Both troll babies were sitting on the bed with me and actually giggled and clapped as we fed them cubes of raw sheep.
“Oh, if I had to hazard a guess, I’d say she was testing me, testing my loyalty. She has high expectations for her servants. That and I’d wager a punishment for causing Qindra to be locked in that house out in Chumstick.”
“Not your fault the witch got trapped with all those ghosties,” Katie said.
“Fault doesn’t come into it. It’s spite and obligation.”
She didn’t reply to that, just worked in silence. We’d had that conversation too many times—what with Julie’s staying at my apartment since the dragon attack in May and my volunteering to help cover Qindra’s duties for the last few weeks. The only plus to it all in Katie’s mind was that I was sleeping at her place pretty regularly now.
I rubbed my eyes. It didn’t have to be this hard. I loved her; she knew it. There are just times when you have to stand up and do the right thing, even if it isn’t easy. Yes, Nidhogg was a dragon. But she had a kingdom to run, and the witch Qindra had been her face to the world. With her incapacitated, I had to step up. It was quid pro quo.
Qindra had helped our people—had come to our aid during and after the battle with the dragon Jean-Paul. Hell, she’d agreed to try and cleanse Anezka’s property in Chumstick as a favor to me. It wasn’t her fault that my substitute blacksmith mentor, Anezka, was bat-shit crazy. Nor was it her responsibility that Anezka’s home and smithy had been built on the vortex of a major ley line that ran down from the wilds of the Cascade Mountains.
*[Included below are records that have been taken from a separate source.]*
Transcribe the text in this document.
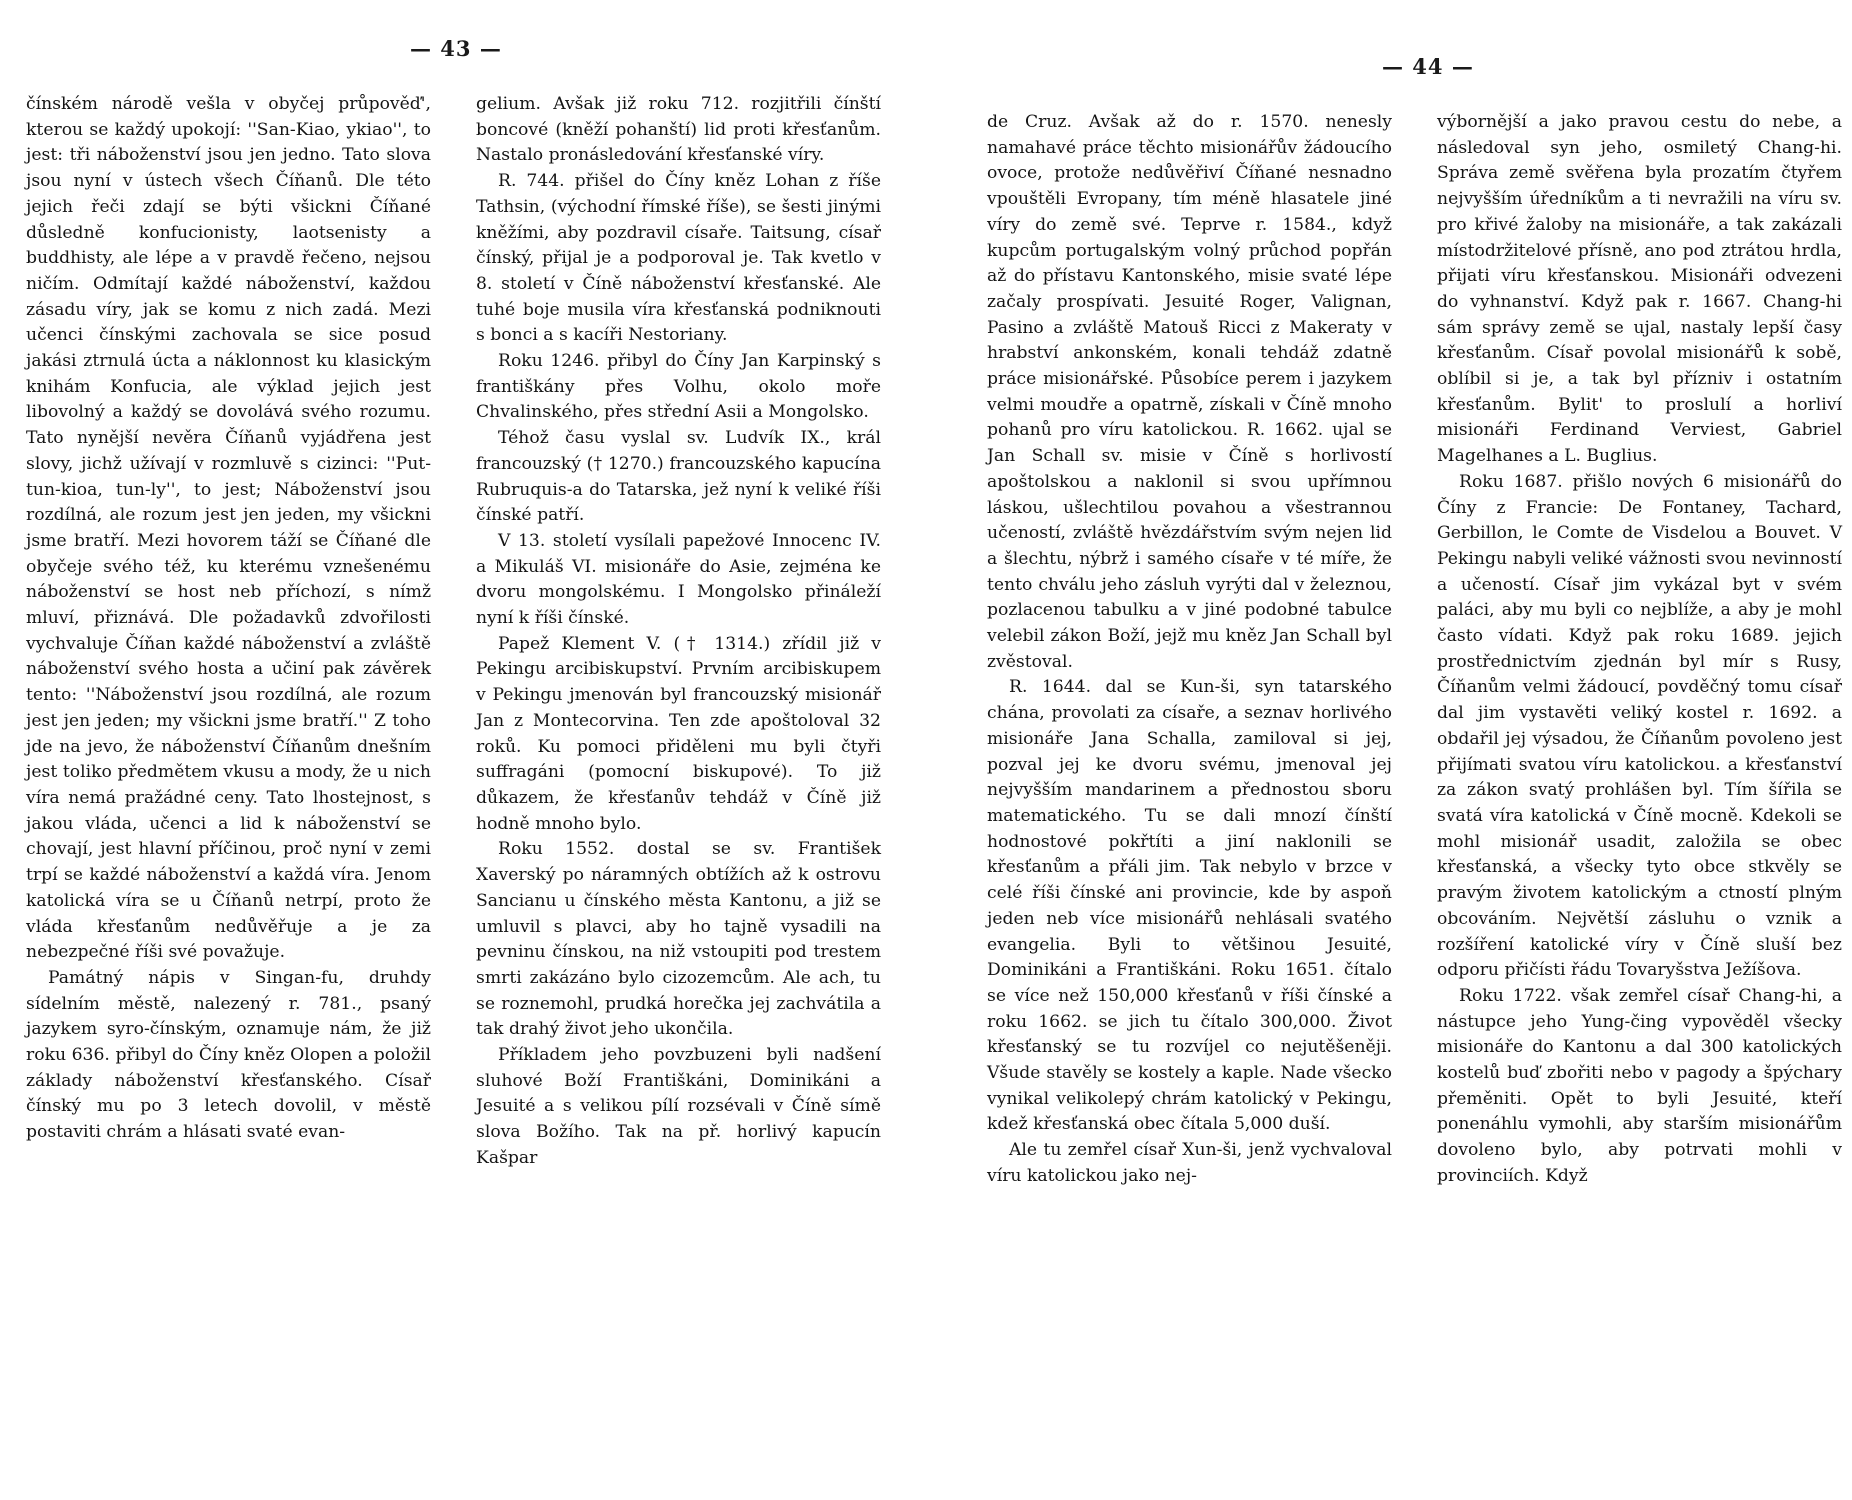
— 43 —

čínském národě vešla v obyčej průpověď', kterou se každý upokojí: ''San-Kiao, ykiao'', to jest: tři náboženství jsou jen jedno. Tato slova jsou nyní v ústech všech Číňanů. Dle této jejich řeči zdají se býti všickni Číňané důsledně konfucionisty, laotsenisty a buddhisty, ale lépe a v pravdě řečeno, nejsou ničím. Odmítají každé náboženství, každou zásadu víry, jak se komu z nich zadá. Mezi učenci čínskými zachovala se sice posud jakási ztrnulá úcta a náklonnost ku klasickým knihám Konfucia, ale výklad jejich jest libovolný a každý se dovolává svého rozumu. Tato nynější nevěra Číňanů vyjádřena jest slovy, jichž užívají v rozmluvě s cizinci: ''Put-tun-kioa, tun-ly'', to jest; Náboženství jsou rozdílná, ale rozum jest jen jeden, my všickni jsme bratří. Mezi hovorem táží se Číňané dle obyčeje svého též, ku kterému vznešenému náboženství se host neb příchozí, s nímž mluví, přiznává. Dle požadavků zdvořilosti vychvaluje Číňan každé náboženství a zvláště náboženství svého hosta a učiní pak závěrek tento: ''Náboženství jsou rozdílná, ale rozum jest jen jeden; my všickni jsme bratří.'' Z toho jde na jevo, že náboženství Číňanům dnešním jest toliko předmětem vkusu a mody, že u nich víra nemá pražádné ceny. Tato lhostejnost, s jakou vláda, učenci a lid k náboženství se chovají, jest hlavní příčinou, proč nyní v zemi trpí se každé náboženství a každá víra. Jenom katolická víra se u Číňanů netrpí, proto že vláda křesťanům nedůvěřuje a je za nebezpečné říši své považuje.

Památný nápis v Singan-fu, druhdy sídelním městě, nalezený r. 781., psaný jazykem syro-čínským, oznamuje nám, že již roku 636. přibyl do Číny kněz Olopen a položil základy náboženství křesťanského. Císař čínský mu po 3 letech dovolil, v městě postaviti chrám a hlásati svaté evan-

gelium. Avšak již roku 712. rozjitřili čínští boncové (kněží pohanští) lid proti křesťanům. Nastalo pronásledování křesťanské víry.

R. 744. přišel do Číny kněz Lohan z říše Tathsin, (východní římské říše), se šesti jinými kněžími, aby pozdravil císaře. Taitsung, císař čínský, přijal je a podporoval je. Tak kvetlo v 8. století v Číně náboženství křesťanské. Ale tuhé boje musila víra křesťanská podniknouti s bonci a s kacíři Nestoriany.

Roku 1246. přibyl do Číny Jan Karpinský s františkány přes Volhu, okolo moře Chvalinského, přes střední Asii a Mongolsko.

Téhož času vyslal sv. Ludvík IX., král francouzský († 1270.) francouzského kapucína Rubruquis-a do Tatarska, jež nyní k veliké říši čínské patří.

V 13. století vysílali papežové Innocenc IV. a Mikuláš VI. misionáře do Asie, zejména ke dvoru mongolskému. I Mongolsko přináleží nyní k říši čínské.

Papež Klement V. († 1314.) zřídil již v Pekingu arcibiskupství. Prvním arcibiskupem v Pekingu jmenován byl francouzský misionář Jan z Montecorvina. Ten zde apoštoloval 32 roků. Ku pomoci přiděleni mu byli čtyři suffragáni (pomocní biskupové). To již důkazem, že křesťanův tehdáž v Číně již hodně mnoho bylo.

Roku 1552. dostal se sv. František Xaverský po náramných obtížích až k ostrovu Sancianu u čínského města Kantonu, a již se umluvil s plavci, aby ho tajně vysadili na pevninu čínskou, na niž vstoupiti pod trestem smrti zakázáno bylo cizozemcům. Ale ach, tu se roznemohl, prudká horečka jej zachvátila a tak drahý život jeho ukončila.

Příkladem jeho povzbuzeni byli nadšení sluhové Boží Františkáni, Dominikáni a Jesuité a s velikou pílí rozsévali v Číně símě slova Božího. Tak na př. horlivý kapucín Kašpar

— 44 —

de Cruz. Avšak až do r. 1570. nenesly namahavé práce těchto misionářův žádoucího ovoce, protože nedůvěřiví Číňané nesnadno vpouštěli Evropany, tím méně hlasatele jiné víry do země své. Teprve r. 1584., když kupcům portugalským volný průchod popřán až do přístavu Kantonského, misie svaté lépe začaly prospívati. Jesuité Roger, Valignan, Pasino a zvláště Matouš Ricci z Makeraty v hrabství ankonském, konali tehdáž zdatně práce misionářské. Působíce perem i jazykem velmi moudře a opatrně, získali v Číně mnoho pohanů pro víru katolickou. R. 1662. ujal se Jan Schall sv. misie v Číně s horlivostí apoštolskou a naklonil si svou upřímnou láskou, ušlechtilou povahou a všestrannou učeností, zvláště hvězdářstvím svým nejen lid a šlechtu, nýbrž i samého císaře v té míře, že tento chválu jeho zásluh vyrýti dal v železnou, pozlacenou tabulku a v jiné podobné tabulce velebil zákon Boží, jejž mu kněz Jan Schall byl zvěstoval.

R. 1644. dal se Kun-ši, syn tatarského chána, provolati za císaře, a seznav horlivého misionáře Jana Schalla, zamiloval si jej, pozval jej ke dvoru svému, jmenoval jej nejvyšším mandarinem a přednostou sboru matematického. Tu se dali mnozí čínští hodnostové pokřtíti a jiní naklonili se křesťanům a přáli jim. Tak nebylo v brzce v celé říši čínské ani provincie, kde by aspoň jeden neb více misionářů nehlásali svatého evangelia. Byli to většinou Jesuité, Dominikáni a Františkáni. Roku 1651. čítalo se více než 150,000 křesťanů v říši čínské a roku 1662. se jich tu čítalo 300,000. Život křesťanský se tu rozvíjel co nejutěšeněji. Všude stavěly se kostely a kaple. Nade všecko vynikal velikolepý chrám katolický v Pekingu, kdež křesťanská obec čítala 5,000 duší.

Ale tu zemřel císař Xun-ši, jenž vychvaloval víru katolickou jako nej-

výbornější a jako pravou cestu do nebe, a následoval syn jeho, osmiletý Chang-hi. Správa země svěřena byla prozatím čtyřem nejvyšším úředníkům a ti nevražili na víru sv. pro křivé žaloby na misionáře, a tak zakázali místodržitelové přísně, ano pod ztrátou hrdla, přijati víru křesťanskou. Misionáři odvezeni do vyhnanství. Když pak r. 1667. Chang-hi sám správy země se ujal, nastaly lepší časy křesťanům. Císař povolal misionářů k sobě, oblíbil si je, a tak byl přízniv i ostatním křesťanům. Bylit' to proslulí a horliví misionáři Ferdinand Verviest, Gabriel Magelhanes a L. Buglius.

Roku 1687. přišlo nových 6 misionářů do Číny z Francie: De Fontaney, Tachard, Gerbillon, le Comte de Visdelou a Bouvet. V Pekingu nabyli veliké vážnosti svou nevinností a učeností. Císař jim vykázal byt v svém paláci, aby mu byli co nejblíže, a aby je mohl často vídati. Když pak roku 1689. jejich prostřednictvím zjednán byl mír s Rusy, Číňanům velmi žádoucí, povděčný tomu císař dal jim vystavěti veliký kostel r. 1692. a obdařil jej výsadou, že Číňanům povoleno jest přijímati svatou víru katolickou. a křesťanství za zákon svatý prohlášen byl. Tím šířila se svatá víra katolická v Číně mocně. Kdekoli se mohl misionář usadit, založila se obec křesťanská, a všecky tyto obce stkvěly se pravým životem katolickým a ctností plným obcováním. Největší zásluhu o vznik a rozšíření katolické víry v Číně sluší bez odporu přičísti řádu Tovaryšstva Ježíšova.

Roku 1722. však zemřel císař Chang-hi, a nástupce jeho Yung-čing vypověděl všecky misionáře do Kantonu a dal 300 katolických kostelů buď zbořiti nebo v pagody a špýchary přeměniti. Opět to byli Jesuité, kteří ponenáhlu vymohli, aby starším misionářům dovoleno bylo, aby potrvati mohli v provinciích. Když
No one knew the whole place was a haunted house waiting to explode. Well, maybe the evil necromancer dude Anezka had dated and dumped. I’m sure he’d had a clue, bastard.
It felt right, standing in for Qindra. She was locked inside that magic dome she’d thrown over the property, protecting everyone from the demented and nasty spirits that were being drawn to Anezka’s place. My running a few errands for Nidhogg paled in comparison. Of course, I’m sure the troll I’d just killed would’ve rather I stayed out of things.